Mediazione civile da rivedere. Secondo l’Anf, infatti, è necessario ripensare le materie obbligatorie sulla base dei dati elaborati dal mingiustizia riguardo la percentuale di adesione e comparizione delle parti. Partendo dal presupposto che la giustizia alternativa funziona solo se funziona il processo.
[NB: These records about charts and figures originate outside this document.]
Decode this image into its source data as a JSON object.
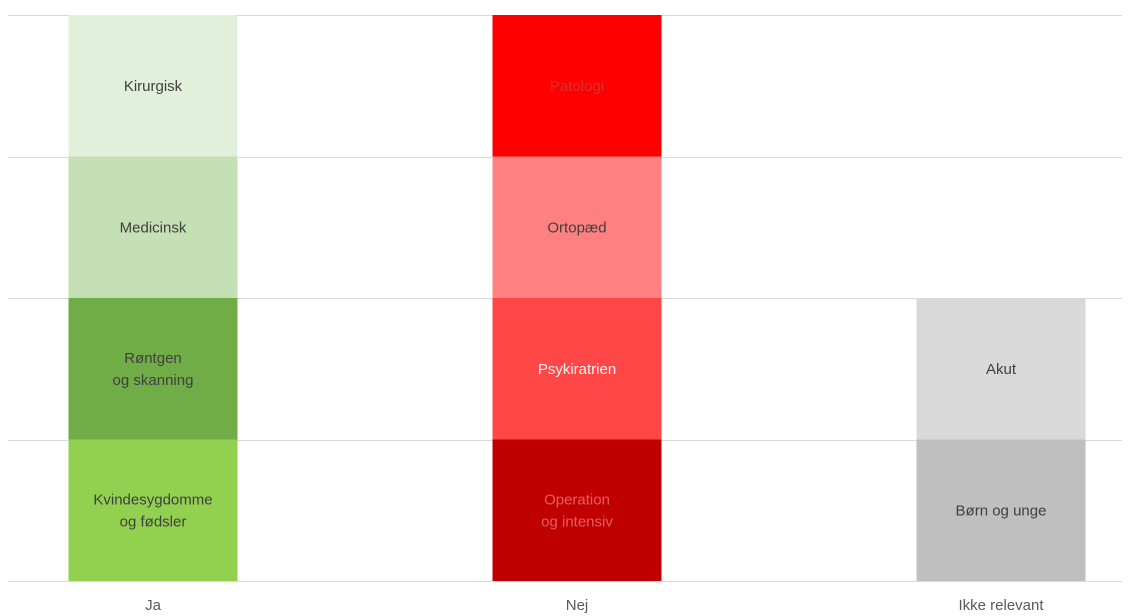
{
  "chart_data": {
    "type": "bar",
    "stacked": true,
    "categories": [
      "Ja",
      "Nej",
      "Ikke relevant"
    ],
    "ylim": [
      0,
      4
    ],
    "grid": true,
    "series": [
      {
        "category": "Ja",
        "segments": [
          {
            "label": [
              "Kvindesygdomme",
              "og fødsler"
            ],
            "value": 1,
            "color": "#92D050",
            "text_color": "#404040"
          },
          {
            "label": [
              "Røntgen",
              "og skanning"
            ],
            "value": 1,
            "color": "#70AD47",
            "text_color": "#404040"
          },
          {
            "label": [
              "Medicinsk"
            ],
            "value": 1,
            "color": "#C5E0B4",
            "text_color": "#404040"
          },
          {
            "label": [
              "Kirurgisk"
            ],
            "value": 1,
            "color": "#E2EFDA",
            "text_color": "#404040"
          }
        ]
      },
      {
        "category": "Nej",
        "segments": [
          {
            "label": [
              "Operation",
              "og intensiv"
            ],
            "value": 1,
            "color": "#C00000",
            "text_color": "#E06060"
          },
          {
            "label": [
              "Psykiratrien"
            ],
            "value": 1,
            "color": "#FF4747",
            "text_color": "#F2F2F2"
          },
          {
            "label": [
              "Ortopæd"
            ],
            "value": 1,
            "color": "#FF8080",
            "text_color": "#404040"
          },
          {
            "label": [
              "Patologi"
            ],
            "value": 1,
            "color": "#FF0000",
            "text_color": "#D93030"
          }
        ]
      },
      {
        "category": "Ikke relevant",
        "segments": [
          {
            "label": [
              "Børn og unge"
            ],
            "value": 1,
            "color": "#BFBFBF",
            "text_color": "#404040"
          },
          {
            "label": [
              "Akut"
            ],
            "value": 1,
            "color": "#D9D9D9",
            "text_color": "#404040"
          }
        ]
      }
    ],
    "gridline_color": "#D9D9D9",
    "axis_label_color": "#595959"
  }
}
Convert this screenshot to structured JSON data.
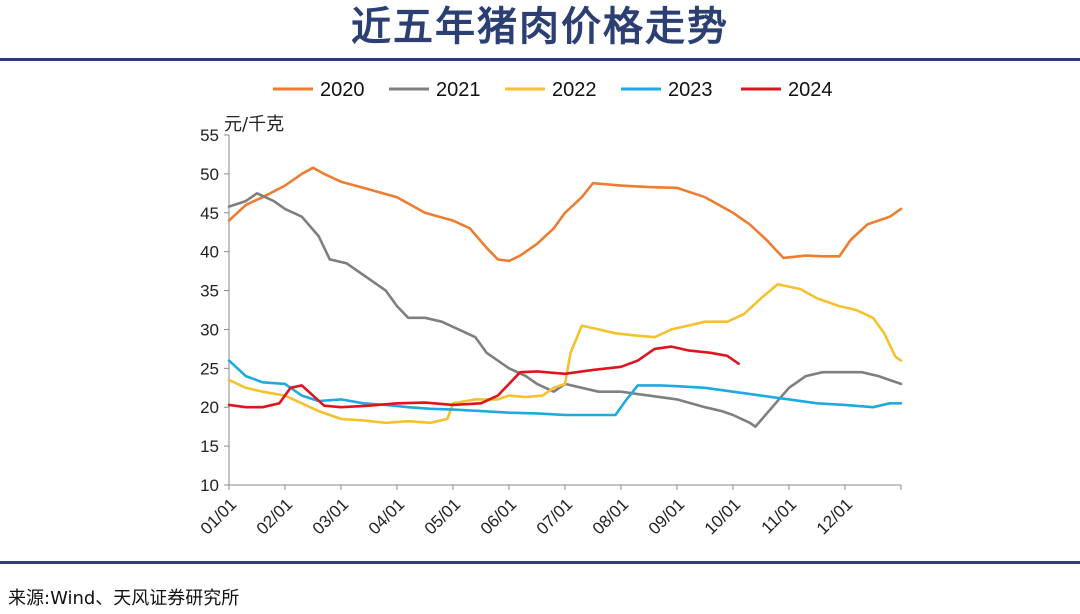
{
  "title": "近五年猪肉价格走势",
  "source": "来源:Wind、天风证券研究所",
  "chart_data": {
    "type": "line",
    "title": "近五年猪肉价格走势",
    "ylabel": "元/千克",
    "xlabel": "",
    "ylim": [
      10,
      55
    ],
    "yticks": [
      10,
      15,
      20,
      25,
      30,
      35,
      40,
      45,
      50,
      55
    ],
    "xlim": [
      0,
      12
    ],
    "xticks": [
      {
        "label": "01/01",
        "value": 0
      },
      {
        "label": "02/01",
        "value": 1
      },
      {
        "label": "03/01",
        "value": 2
      },
      {
        "label": "04/01",
        "value": 3
      },
      {
        "label": "05/01",
        "value": 4
      },
      {
        "label": "06/01",
        "value": 5
      },
      {
        "label": "07/01",
        "value": 6
      },
      {
        "label": "08/01",
        "value": 7
      },
      {
        "label": "09/01",
        "value": 8
      },
      {
        "label": "10/01",
        "value": 9
      },
      {
        "label": "11/01",
        "value": 10
      },
      {
        "label": "12/01",
        "value": 11
      }
    ],
    "legend_position": "top",
    "grid": false,
    "series": [
      {
        "name": "2020",
        "color": "#ed7d31",
        "points": [
          [
            0.0,
            44.0
          ],
          [
            0.3,
            46.0
          ],
          [
            0.6,
            47.0
          ],
          [
            1.0,
            48.5
          ],
          [
            1.3,
            50.0
          ],
          [
            1.5,
            50.8
          ],
          [
            1.7,
            50.0
          ],
          [
            2.0,
            49.0
          ],
          [
            2.5,
            48.0
          ],
          [
            3.0,
            47.0
          ],
          [
            3.5,
            45.0
          ],
          [
            4.0,
            44.0
          ],
          [
            4.3,
            43.0
          ],
          [
            4.6,
            40.5
          ],
          [
            4.8,
            39.0
          ],
          [
            5.0,
            38.8
          ],
          [
            5.2,
            39.5
          ],
          [
            5.5,
            41.0
          ],
          [
            5.8,
            43.0
          ],
          [
            6.0,
            45.0
          ],
          [
            6.3,
            47.0
          ],
          [
            6.5,
            48.8
          ],
          [
            7.0,
            48.5
          ],
          [
            7.5,
            48.3
          ],
          [
            8.0,
            48.2
          ],
          [
            8.5,
            47.0
          ],
          [
            9.0,
            45.0
          ],
          [
            9.3,
            43.5
          ],
          [
            9.6,
            41.5
          ],
          [
            9.9,
            39.2
          ],
          [
            10.3,
            39.5
          ],
          [
            10.6,
            39.4
          ],
          [
            10.9,
            39.4
          ],
          [
            11.1,
            41.5
          ],
          [
            11.4,
            43.5
          ],
          [
            11.8,
            44.5
          ],
          [
            12.0,
            45.5
          ]
        ]
      },
      {
        "name": "2021",
        "color": "#7f7f7f",
        "points": [
          [
            0.0,
            45.8
          ],
          [
            0.3,
            46.5
          ],
          [
            0.5,
            47.5
          ],
          [
            0.8,
            46.5
          ],
          [
            1.0,
            45.5
          ],
          [
            1.3,
            44.5
          ],
          [
            1.6,
            42.0
          ],
          [
            1.8,
            39.0
          ],
          [
            2.1,
            38.5
          ],
          [
            2.4,
            37.0
          ],
          [
            2.8,
            35.0
          ],
          [
            3.0,
            33.0
          ],
          [
            3.2,
            31.5
          ],
          [
            3.5,
            31.5
          ],
          [
            3.8,
            31.0
          ],
          [
            4.1,
            30.0
          ],
          [
            4.4,
            29.0
          ],
          [
            4.6,
            27.0
          ],
          [
            4.8,
            26.0
          ],
          [
            5.0,
            25.0
          ],
          [
            5.3,
            24.0
          ],
          [
            5.5,
            23.0
          ],
          [
            5.8,
            22.0
          ],
          [
            6.0,
            23.0
          ],
          [
            6.3,
            22.5
          ],
          [
            6.6,
            22.0
          ],
          [
            7.0,
            22.0
          ],
          [
            7.5,
            21.5
          ],
          [
            8.0,
            21.0
          ],
          [
            8.5,
            20.0
          ],
          [
            8.8,
            19.5
          ],
          [
            9.0,
            19.0
          ],
          [
            9.3,
            18.0
          ],
          [
            9.4,
            17.5
          ],
          [
            9.7,
            20.0
          ],
          [
            10.0,
            22.5
          ],
          [
            10.3,
            24.0
          ],
          [
            10.6,
            24.5
          ],
          [
            11.0,
            24.5
          ],
          [
            11.3,
            24.5
          ],
          [
            11.6,
            24.0
          ],
          [
            12.0,
            23.0
          ]
        ]
      },
      {
        "name": "2022",
        "color": "#f5c12e",
        "points": [
          [
            0.0,
            23.5
          ],
          [
            0.3,
            22.5
          ],
          [
            0.6,
            22.0
          ],
          [
            1.0,
            21.5
          ],
          [
            1.3,
            20.5
          ],
          [
            1.6,
            19.5
          ],
          [
            2.0,
            18.5
          ],
          [
            2.4,
            18.3
          ],
          [
            2.8,
            18.0
          ],
          [
            3.2,
            18.2
          ],
          [
            3.6,
            18.0
          ],
          [
            3.9,
            18.5
          ],
          [
            4.0,
            20.5
          ],
          [
            4.4,
            21.0
          ],
          [
            4.8,
            21.0
          ],
          [
            5.0,
            21.5
          ],
          [
            5.3,
            21.3
          ],
          [
            5.6,
            21.5
          ],
          [
            5.8,
            22.5
          ],
          [
            6.0,
            23.0
          ],
          [
            6.1,
            27.0
          ],
          [
            6.3,
            30.5
          ],
          [
            6.6,
            30.0
          ],
          [
            6.9,
            29.5
          ],
          [
            7.3,
            29.2
          ],
          [
            7.6,
            29.0
          ],
          [
            7.9,
            30.0
          ],
          [
            8.2,
            30.5
          ],
          [
            8.5,
            31.0
          ],
          [
            8.9,
            31.0
          ],
          [
            9.2,
            32.0
          ],
          [
            9.5,
            34.0
          ],
          [
            9.8,
            35.8
          ],
          [
            10.2,
            35.2
          ],
          [
            10.5,
            34.0
          ],
          [
            10.9,
            33.0
          ],
          [
            11.2,
            32.5
          ],
          [
            11.5,
            31.5
          ],
          [
            11.7,
            29.5
          ],
          [
            11.9,
            26.5
          ],
          [
            12.0,
            26.0
          ]
        ]
      },
      {
        "name": "2023",
        "color": "#1ea9e1",
        "points": [
          [
            0.0,
            26.0
          ],
          [
            0.3,
            24.0
          ],
          [
            0.6,
            23.2
          ],
          [
            1.0,
            23.0
          ],
          [
            1.3,
            21.5
          ],
          [
            1.6,
            20.8
          ],
          [
            2.0,
            21.0
          ],
          [
            2.4,
            20.5
          ],
          [
            2.8,
            20.3
          ],
          [
            3.2,
            20.0
          ],
          [
            3.6,
            19.8
          ],
          [
            4.0,
            19.7
          ],
          [
            4.5,
            19.5
          ],
          [
            5.0,
            19.3
          ],
          [
            5.5,
            19.2
          ],
          [
            6.0,
            19.0
          ],
          [
            6.5,
            19.0
          ],
          [
            6.9,
            19.0
          ],
          [
            7.1,
            21.0
          ],
          [
            7.3,
            22.8
          ],
          [
            7.7,
            22.8
          ],
          [
            8.0,
            22.7
          ],
          [
            8.5,
            22.5
          ],
          [
            9.0,
            22.0
          ],
          [
            9.5,
            21.5
          ],
          [
            10.0,
            21.0
          ],
          [
            10.5,
            20.5
          ],
          [
            11.0,
            20.3
          ],
          [
            11.5,
            20.0
          ],
          [
            11.8,
            20.5
          ],
          [
            12.0,
            20.5
          ]
        ]
      },
      {
        "name": "2024",
        "color": "#e0141e",
        "points": [
          [
            0.0,
            20.3
          ],
          [
            0.3,
            20.0
          ],
          [
            0.6,
            20.0
          ],
          [
            0.9,
            20.5
          ],
          [
            1.1,
            22.5
          ],
          [
            1.3,
            22.8
          ],
          [
            1.5,
            21.5
          ],
          [
            1.7,
            20.2
          ],
          [
            2.0,
            20.0
          ],
          [
            2.5,
            20.2
          ],
          [
            3.0,
            20.5
          ],
          [
            3.5,
            20.6
          ],
          [
            4.0,
            20.3
          ],
          [
            4.5,
            20.5
          ],
          [
            4.8,
            21.5
          ],
          [
            5.0,
            23.0
          ],
          [
            5.2,
            24.5
          ],
          [
            5.5,
            24.6
          ],
          [
            6.0,
            24.3
          ],
          [
            6.5,
            24.8
          ],
          [
            7.0,
            25.2
          ],
          [
            7.3,
            26.0
          ],
          [
            7.6,
            27.5
          ],
          [
            7.9,
            27.8
          ],
          [
            8.2,
            27.3
          ],
          [
            8.6,
            27.0
          ],
          [
            8.9,
            26.6
          ],
          [
            9.1,
            25.6
          ]
        ]
      }
    ]
  }
}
È quanto è emerso, tra l’altro, nel corso del convegno organizzato da Anf dal titolo «Le alternative al processo, il servizio giustizia, la tutela dei diritti e il ruolo dell’Avvocatura», che si è svolto ieri a Milano. Ad aprire i lavori il presidente dell’Ordine degli avvocati di Milano, Remo Danovi, mentre sono intervenuti, oltre al segretario generale Anf, Luigi Pansini, Daniela D’Adamo, docente di diritto processuale civile dell’Università di Bergamo, Giampaolo Di Marco, mediatore professionista, Vincenzo Paolo De Palma, magistrato del Tribunale di Foggia, Carmelo Ferraro dell’Organismo di mediazione forense dell’Ordine di Milano, Angelo Santi, mediatore e componente della commissione Cnf in materia di Adr e Nicola Giudice, funzionario della Camera di commercio di Milano. In proposito, l’Organismo di mediazione della Camera di commercio di Milano ha rilevato che il tasso di comparizione al primo incontro è aumentato dal 22% del 2014 al 34% registrato nel 2016. Il tasso di raggiungimento dell’accordo, una volta superato il primo incontro è stato invece pari al 67%. Anf, invece, si interroga sulla sua utilità strutturale nei confronti del sistema giustizia, puntando a una valorizzazione degli aspetti volontaristici e negoziali dell’istituto e abbandonando lo schema della mediazione come preludio della futura controversia. Quanto alle materie e alla comparizione delle parti, sottolinea Anf sulla base dei dati del Mingiustizia, le questioni ereditarie fanno registrare la più alta percentuale adesioni di comparizione delle parti (61,8%), da quelle aventi a oggetto le divisioni (60,9%), i diritti reali (55,1%), gli affi tti di azienda (53,2%). In coda alla classifica i contratti assicurativi (14,4%) le questioni risarcitorie per responsabilità medica (38%1) e da diffamazione a mezzo stampa (38,6%).